Shannon Love explains to non-scientists that scientific peer-review is a lightweight process:
It works like this. An experimenter in a particular field sends a paper to a journal that covers that field. The editor then secretly selects scientists in the same field whom the editor believes are competent to glance over the paper and check it for obvious errors or faults. In the vast majority of cases, peer reviewers do not examine the original data, do not examine experimental records, do not examine the experiment’s hardware/software and they most certainly do not confirm the results claimed in the paper by reproducing the experiment themselves.
Saying a paper is peer reviewed says nothing about the validity of its conclusions.
Peer-review is a political process:
Peer review protects a journal’s reputation by hiring experts in a field to check papers prior to publication. It is not a journal’s responsibility to confirm or refute experimental conclusions, but it is their responsibility to check for basic errors in math or methodology, just as they would check for errors in grammar or spelling. Peer review offloads any responsibility for publishing bad papers onto anonymous members of the scientific community. It’s a perfect form of blame passing that everyone else wishes they could use.

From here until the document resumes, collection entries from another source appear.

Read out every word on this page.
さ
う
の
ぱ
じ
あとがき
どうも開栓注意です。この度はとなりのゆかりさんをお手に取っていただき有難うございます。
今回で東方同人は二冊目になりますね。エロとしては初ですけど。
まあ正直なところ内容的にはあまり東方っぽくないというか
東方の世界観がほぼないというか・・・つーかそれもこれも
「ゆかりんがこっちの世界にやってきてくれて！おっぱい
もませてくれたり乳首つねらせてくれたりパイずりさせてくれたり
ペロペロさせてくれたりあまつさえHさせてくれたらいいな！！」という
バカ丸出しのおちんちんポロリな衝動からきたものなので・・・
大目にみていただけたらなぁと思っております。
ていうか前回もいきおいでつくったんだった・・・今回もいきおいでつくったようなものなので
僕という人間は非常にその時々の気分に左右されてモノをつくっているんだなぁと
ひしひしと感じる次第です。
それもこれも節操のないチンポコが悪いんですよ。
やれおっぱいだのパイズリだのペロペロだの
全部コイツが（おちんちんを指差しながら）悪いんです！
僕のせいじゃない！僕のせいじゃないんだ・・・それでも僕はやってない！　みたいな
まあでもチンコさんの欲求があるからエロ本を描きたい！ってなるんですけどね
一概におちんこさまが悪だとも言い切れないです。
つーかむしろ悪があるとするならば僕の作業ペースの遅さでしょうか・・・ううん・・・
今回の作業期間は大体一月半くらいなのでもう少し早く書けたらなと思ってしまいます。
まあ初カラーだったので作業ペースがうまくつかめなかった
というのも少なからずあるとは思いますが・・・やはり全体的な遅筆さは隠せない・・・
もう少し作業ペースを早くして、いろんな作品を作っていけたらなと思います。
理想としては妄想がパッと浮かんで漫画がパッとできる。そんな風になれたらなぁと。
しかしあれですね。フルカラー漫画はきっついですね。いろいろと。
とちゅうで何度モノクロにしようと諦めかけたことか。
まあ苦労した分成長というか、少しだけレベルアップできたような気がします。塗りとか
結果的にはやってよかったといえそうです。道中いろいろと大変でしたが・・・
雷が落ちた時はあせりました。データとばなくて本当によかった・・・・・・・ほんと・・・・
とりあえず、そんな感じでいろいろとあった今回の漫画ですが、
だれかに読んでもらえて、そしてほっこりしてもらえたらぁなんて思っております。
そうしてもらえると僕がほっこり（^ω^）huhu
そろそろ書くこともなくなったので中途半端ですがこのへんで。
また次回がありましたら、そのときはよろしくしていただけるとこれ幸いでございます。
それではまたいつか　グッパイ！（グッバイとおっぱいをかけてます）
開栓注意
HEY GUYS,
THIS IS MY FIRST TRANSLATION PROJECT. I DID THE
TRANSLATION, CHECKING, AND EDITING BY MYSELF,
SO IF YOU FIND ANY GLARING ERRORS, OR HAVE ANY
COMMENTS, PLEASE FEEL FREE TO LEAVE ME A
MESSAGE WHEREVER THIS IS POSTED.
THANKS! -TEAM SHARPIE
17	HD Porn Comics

This blame passing also keeps journals and editors from being accused of taking sides in personal and professional quarrels. It is also the reason that reviewers themselves prefer to remain anonymous. No scientist wants to suffer the professional and personal consequences from either refusing or accepting a paper they should not have refused or accepted. It is also why peer review is a superficial review. The reviewers do not wish to be dragged into the minutia of scientific debates and quarrels. Instead, they concentrate on the basics that everyone can agree on.
Eric Falkenstein adds his thoughts:
I’ve refereed many papers, and I never independently tried to replicate their results with their algorithm and data. If they faked their data subtly, only posterity would punish them, not a referee.
But a referee also crucially opines on a paper’s usefulness, and this involves guessing what other people would like to reference. Most models do not have straightforward empirical implications, so this is often an assessment of which toolkit is considered cutting edge. Economics often builds huge Rube Goldberg machines that potentially are useful, which are never refuted, but rather, fade away as the professors who made their reputations on these models retire, and the new generation sees that they are quite useless.
Input-output models, large scale macroeconomic models, second order difference equations modeling the GDP. These were all considered the apex of ‘good form’, and so any results in these frameworks, if sufficiently rigorous, were published. If you submitted a paper today using these frameworks, you would get rejected out of hand because they are no longer considered useful. But that came through long experience, and not any definitive rejection. Even today, some results based on dynamic programming, and using vector autoregressions, are published merely for getting a result, not an interesting one, because the technique is difficult, rigorous, and takes economics a leap equivalent to the leap from astrology to astronomy. Who says economists don’t work on faith?